Are there intelligent beings, perhaps far more advanced than us, on other worlds scattered through the vastness of the universe? It is possible to construct reasoned arguments to support both positive and negative answers to this question. The one thing that cannot be stated categorically one way or the other is absolute certainty.
Certainty can be a dangerous concept, too often founded on an absolutist partial view. To be certain is to accept no contradiction, all contrary views must be summarily dismissed as erroneous.
Is there God? In Britain it has become the prevailing trend amongst those who would consider themselves to be most progressive and rational in their thinking to become unholier than thou. God of the gaps has become no gap for God.

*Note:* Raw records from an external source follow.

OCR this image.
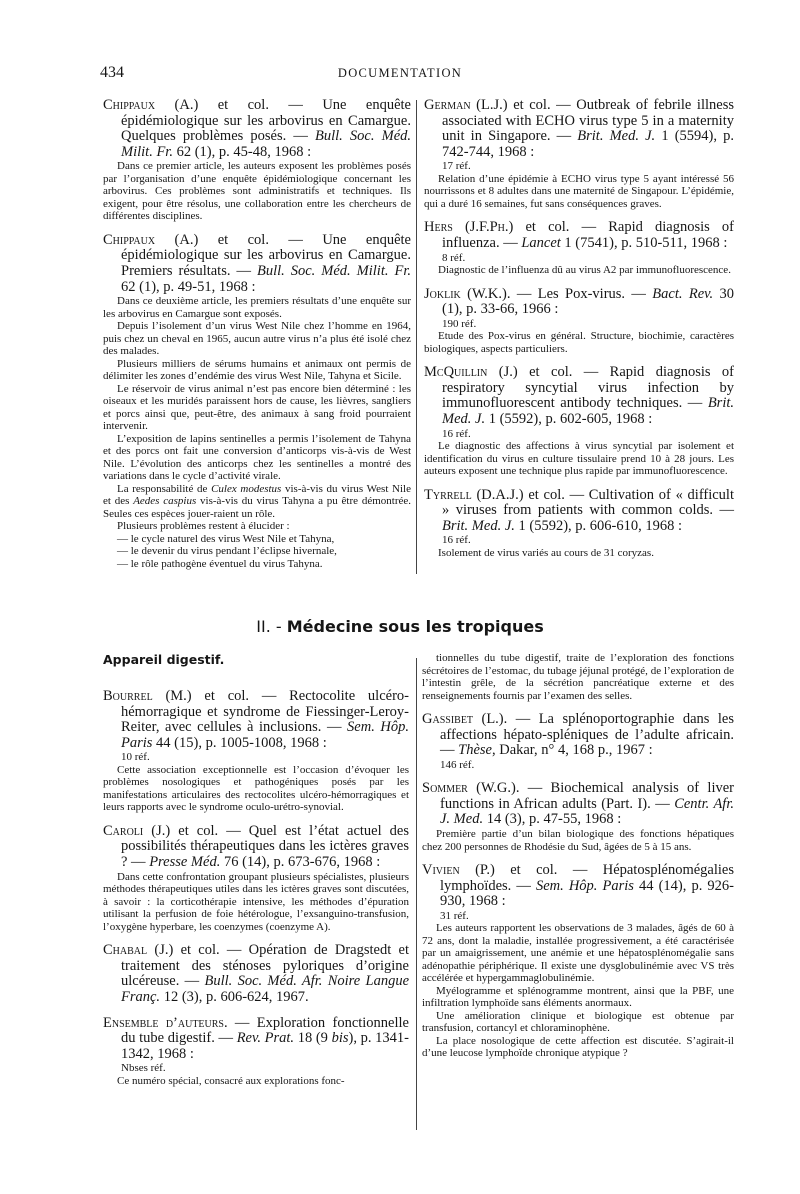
434	DOCUMENTATION
Chippaux (A.) et col. — Une enquête épidémiologique sur les arbovirus en Camargue. Quelques problèmes posés. — Bull. Soc. Méd. Milit. Fr. 62 (1), p. 45-48, 1968 :
Dans ce premier article, les auteurs exposent les problèmes posés par l’organisation d’une enquête épidémiologique concernant les arbovirus. Ces problèmes sont administratifs et techniques. Ils exigent, pour être résolus, une collaboration entre les chercheurs de différentes disciplines.
Chippaux (A.) et col. — Une enquête épidémiologique sur les arbovirus en Camargue. Premiers résultats. — Bull. Soc. Méd. Milit. Fr. 62 (1), p. 49-51, 1968 :
Dans ce deuxième article, les premiers résultats d’une enquête sur les arbovirus en Camargue sont exposés.
Depuis l’isolement d’un virus West Nile chez l’homme en 1964, puis chez un cheval en 1965, aucun autre virus n’a plus été isolé chez des malades.
Plusieurs milliers de sérums humains et animaux ont permis de délimiter les zones d’endémie des virus West Nile, Tahyna et Sicile.
Le réservoir de virus animal n’est pas encore bien déterminé : les oiseaux et les muridés paraissent hors de cause, les lièvres, sangliers et porcs ainsi que, peut-être, des animaux à sang froid pourraient intervenir.
L’exposition de lapins sentinelles a permis l’isolement de Tahyna et des porcs ont fait une conversion d’anticorps vis-à-vis de West Nile. L’évolution des anticorps chez les sentinelles a montré des variations dans le cycle d’activité virale.
La responsabilité de Culex modestus vis-à-vis du virus West Nile et des Aedes caspius vis-à-vis du virus Tahyna a pu être démontrée. Seules ces espèces jouer-raient un rôle.
Plusieurs problèmes restent à élucider :
— le cycle naturel des virus West Nile et Tahyna,
— le devenir du virus pendant l’éclipse hivernale,
— le rôle pathogène éventuel du virus Tahyna.
German (L.J.) et col. — Outbreak of febrile illness associated with ECHO virus type 5 in a maternity unit in Singapore. — Brit. Med. J. 1 (5594), p. 742-744, 1968 :
17 réf.
Relation d’une épidémie à ECHO virus type 5 ayant intéressé 56 nourrissons et 8 adultes dans une maternité de Singapour. L’épidémie, qui a duré 16 semaines, fut sans conséquences graves.
Hers (J.F.Ph.) et col. — Rapid diagnosis of influenza. — Lancet 1 (7541), p. 510-511, 1968 :
8 réf.
Diagnostic de l’influenza dû au virus A2 par immunofluorescence.
Joklik (W.K.). — Les Pox-virus. — Bact. Rev. 30 (1), p. 33-66, 1966 :
190 réf.
Etude des Pox-virus en général. Structure, biochimie, caractères biologiques, aspects particuliers.
McQuillin (J.) et col. — Rapid diagnosis of respiratory syncytial virus infection by immunofluorescent antibody techniques. — Brit. Med. J. 1 (5592), p. 602-605, 1968 :
16 réf.
Le diagnostic des affections à virus syncytial par isolement et identification du virus en culture tissulaire prend 10 à 28 jours. Les auteurs exposent une technique plus rapide par immunofluorescence.
Tyrrell (D.A.J.) et col. — Cultivation of « difficult » viruses from patients with common colds. — Brit. Med. J. 1 (5592), p. 606-610, 1968 :
16 réf.
Isolement de virus variés au cours de 31 coryzas.
II. - Médecine sous les tropiques
Appareil digestif.
Bourrel (M.) et col. — Rectocolite ulcéro-hémorragique et syndrome de Fiessinger-Leroy-Reiter, avec cellules à inclusions. — Sem. Hôp. Paris 44 (15), p. 1005-1008, 1968 :
10 réf.
Cette association exceptionnelle est l’occasion d’évoquer les problèmes nosologiques et pathogéniques posés par les manifestations articulaires des rectocolites ulcéro-hémorragiques et leurs rapports avec le syndrome oculo-urétro-synovial.
Caroli (J.) et col. — Quel est l’état actuel des possibilités thérapeutiques dans les ictères graves ? — Presse Méd. 76 (14), p. 673-676, 1968 :
Dans cette confrontation groupant plusieurs spécialistes, plusieurs méthodes thérapeutiques utiles dans les ictères graves sont discutées, à savoir : la corticothérapie intensive, les méthodes d’épuration utilisant la perfusion de foie hétérologue, l’exsanguino-transfusion, l’oxygène hyperbare, les coenzymes (coenzyme A).
Chabal (J.) et col. — Opération de Dragstedt et traitement des sténoses pyloriques d’origine ulcéreuse. — Bull. Soc. Méd. Afr. Noire Langue Franç. 12 (3), p. 606-624, 1967.
Ensemble d’auteurs. — Exploration fonctionnelle du tube digestif. — Rev. Prat. 18 (9 bis), p. 1341-1342, 1968 :
Nbses réf.
Ce numéro spécial, consacré aux explorations fonc-
tionnelles du tube digestif, traite de l’exploration des fonctions sécrétoires de l’estomac, du tubage jéjunal protégé, de l’exploration de l’intestin grêle, de la sécrétion pancréatique externe et des renseignements fournis par l’examen des selles.
Gassibet (L.). — La splénoportographie dans les affections hépato-spléniques de l’adulte africain. — Thèse, Dakar, n° 4, 168 p., 1967 :
146 réf.
Sommer (W.G.). — Biochemical analysis of liver functions in African adults (Part. I). — Centr. Afr. J. Med. 14 (3), p. 47-55, 1968 :
Première partie d’un bilan biologique des fonctions hépatiques chez 200 personnes de Rhodésie du Sud, âgées de 5 à 15 ans.
Vivien (P.) et col. — Hépatosplénomégalies lymphoïdes. — Sem. Hôp. Paris 44 (14), p. 926-930, 1968 :
31 réf.
Les auteurs rapportent les observations de 3 malades, âgés de 60 à 72 ans, dont la maladie, installée progressivement, a été caractérisée par un amaigrissement, une anémie et une hépatosplénomégalie sans adénopathie périphérique. Il existe une dysglobulinémie avec VS très accélérée et hypergammaglobulinémie.
Myélogramme et splénogramme montrent, ainsi que la PBF, une infiltration lymphoïde sans éléments anormaux.
Une amélioration clinique et biologique est obtenue par transfusion, cortancyl et chloraminophène.
La place nosologique de cette affection est discutée. S’agirait-il d’une leucose lymphoïde chronique atypique ?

Non-belief in God is perfectly rational, a reasoned conclusion drawn from some combination of scientific understanding with all too many execrable examples of religious dogmatism or malpractice.

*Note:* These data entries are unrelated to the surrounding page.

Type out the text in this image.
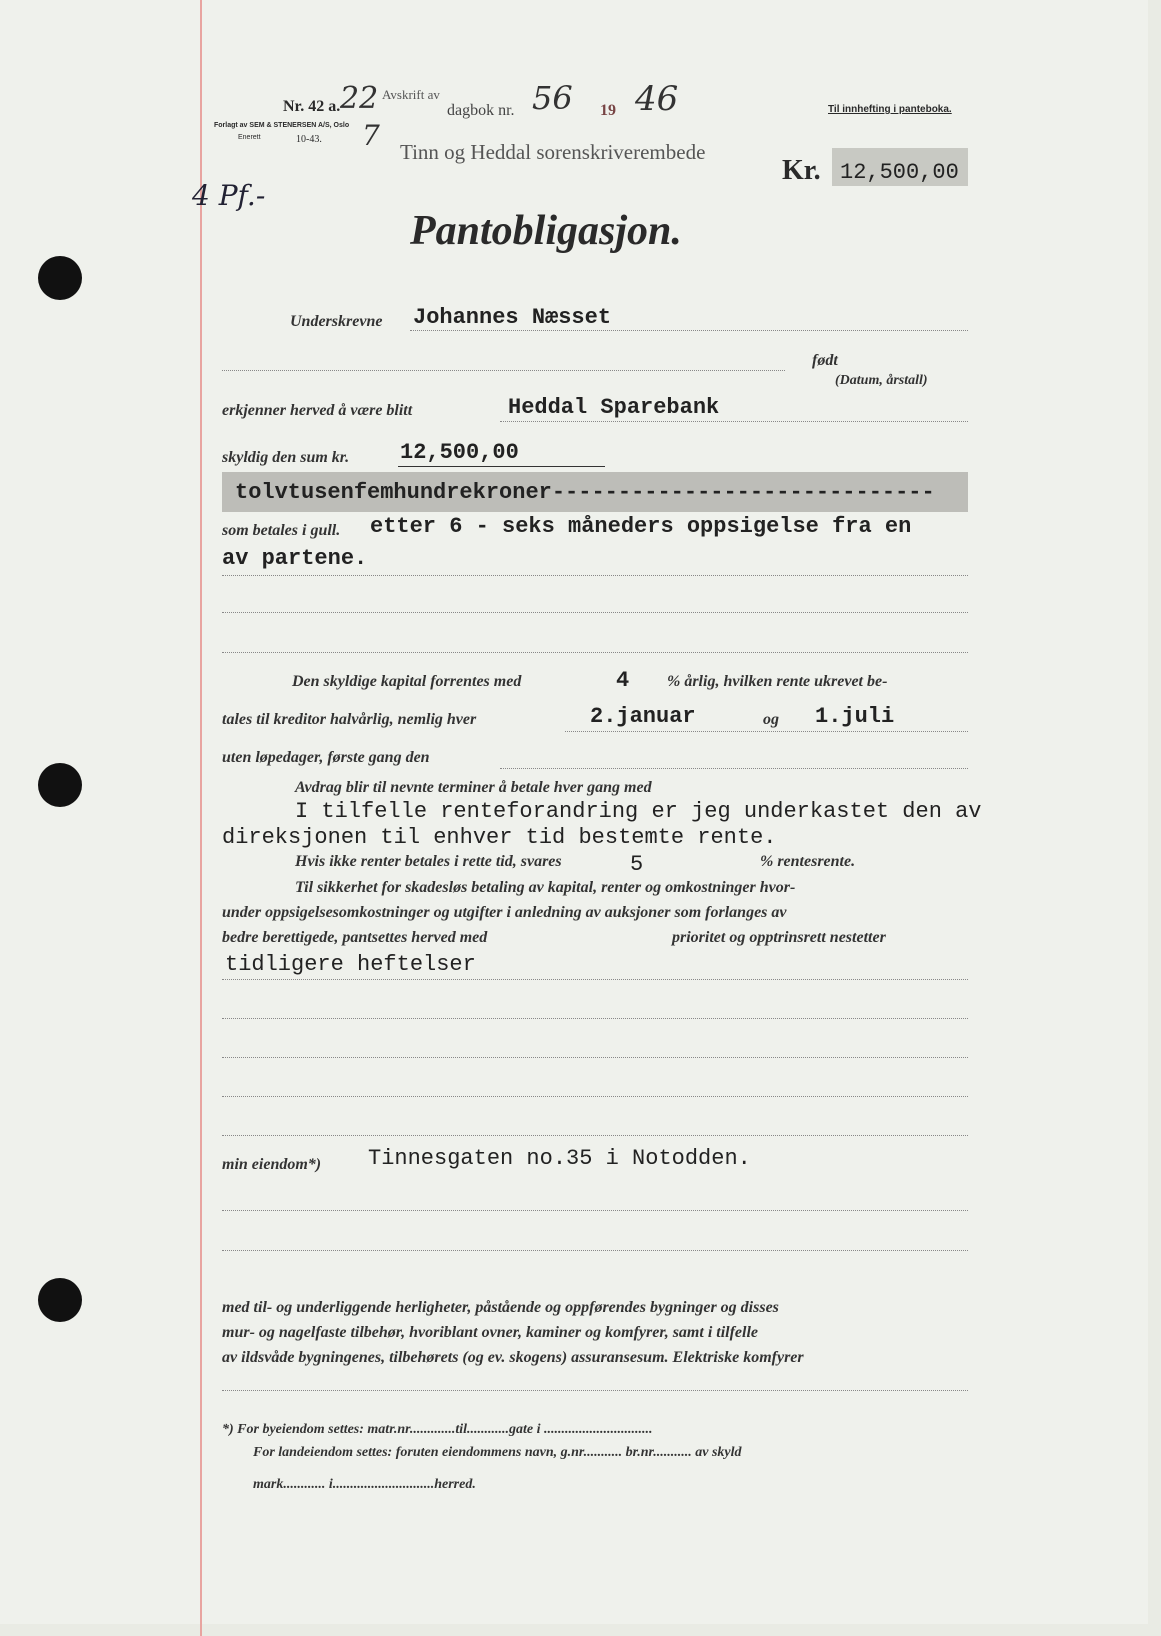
Nr. 42 a. 22
7
Avskrift av
dagbok nr. 56 19 46	Til innhefting i panteboka.
Forlagt av SEM & STENERSEN A/S, Oslo
Enerett	10-43.
Tinn og Heddal sorenskriverembede
Kr. 12,500,00
4 Pf.-
Pantobligasjon.
Underskrevne Johannes Næsset
født
(Datum, årstall)
erkjenner herved å være blitt	Heddal Sparebank
skyldig den sum kr. 12,500,00
tolvtusenfemhundrekroner-----------------------------
som betales i gull. etter 6 - seks måneders oppsigelse fra en
av partene.
Den skyldige kapital forrentes med	4 % årlig, hvilken rente ukrevet be-
tales til kreditor halvårlig, nemlig hver	2.januar	og 1.juli
uten løpedager, første gang den
Avdrag blir til nevnte terminer å betale hver gang med
I tilfelle renteforandring er jeg underkastet den av
direksjonen til enhver tid bestemte rente.
Hvis ikke renter betales i rette tid, svares	5	% rentesrente.
Til sikkerhet for skadesløs betaling av kapital, renter og omkostninger hvor-
under oppsigelsesomkostninger og utgifter i anledning av auksjoner som forlanges av
bedre berettigede, pantsettes herved med	prioritet og opptrinsrett nestetter
tidligere heftelser
min eiendom*) Tinnesgaten no.35 i Notodden.
med til- og underliggende herligheter, påstående og oppførendes bygninger og disses
mur- og nagelfaste tilbehør, hvoriblant ovner, kaminer og komfyrer, samt i tilfelle
av ildsvåde bygningenes, tilbehørets (og ev. skogens) assuransesum. Elektriske komfyrer
*) For byeiendom settes: matr.nr.............til............gate i ...............................
For landeiendom settes: foruten eiendommens navn, g.nr........... br.nr........... av skyld
mark............ i.............................herred.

Atheism, though, does not confer secular sainthood on its adherents. Atheists are as capable of all the foibles that too often are considered the failings of the religious. The uncomfortable truth is that such failings, from the trivial to the horrendous, are human, not God’s.
God is often cited to justify truly terrible acts committed by those claiming to be His most pious adherents. Whether they sincerely believe this or not their justification is a human falsehood, the crimes are theirs.
This is also the case for religious practices and books. They are human productions, not divinely ordained. Therefore they cannot be cited to justify persecution of those considered non-believers or claim a monopoly on truth.
Atheists who readily cite such religious malfeasance are conniving at the pious fallacy. False belief remains just that whether dressed in religious garb or sporting a secular appearance. Both are guilty of closed thinking if they profess absolute certainty in their ideology.
Deism begins with the view that all ideologies, religious or secular, are manmade, including its own. Therefore, an ideology at any given moment is provisional and will change over time, and may be supplanted at some future date when it has been falsified by new understandings.
The argument for God or Deus that deists profess is based on the application of human reason. Science provides an expanding knowledge of the universe, which is only possible because it operates according to discernible laws.
If creation was the product of just random chance then there would only be chaos, certainly none of the predictability science requires to function. Deists argue that universal laws rather than chaos are at the very least suggestive of something that can be referred to as God or Deus or First Cause or perhaps even X.
This is not certain, but it is a recognition that the age old belief in deity, expressed in such varied ways over millennia, is perhaps an a priori feature of human cognition. That it gets bound up in sectarian religious practices is a reflection of a desire for certainty about something which is ultimately beyond human comprehension.
It is far, far more likely that the existence or otherwise of extra-terrestrial advanced beings will at some point be possible than some absolute proof of God. However, inquiry should not be dismissed or even curtailed by a present insistence on an absolute certainty.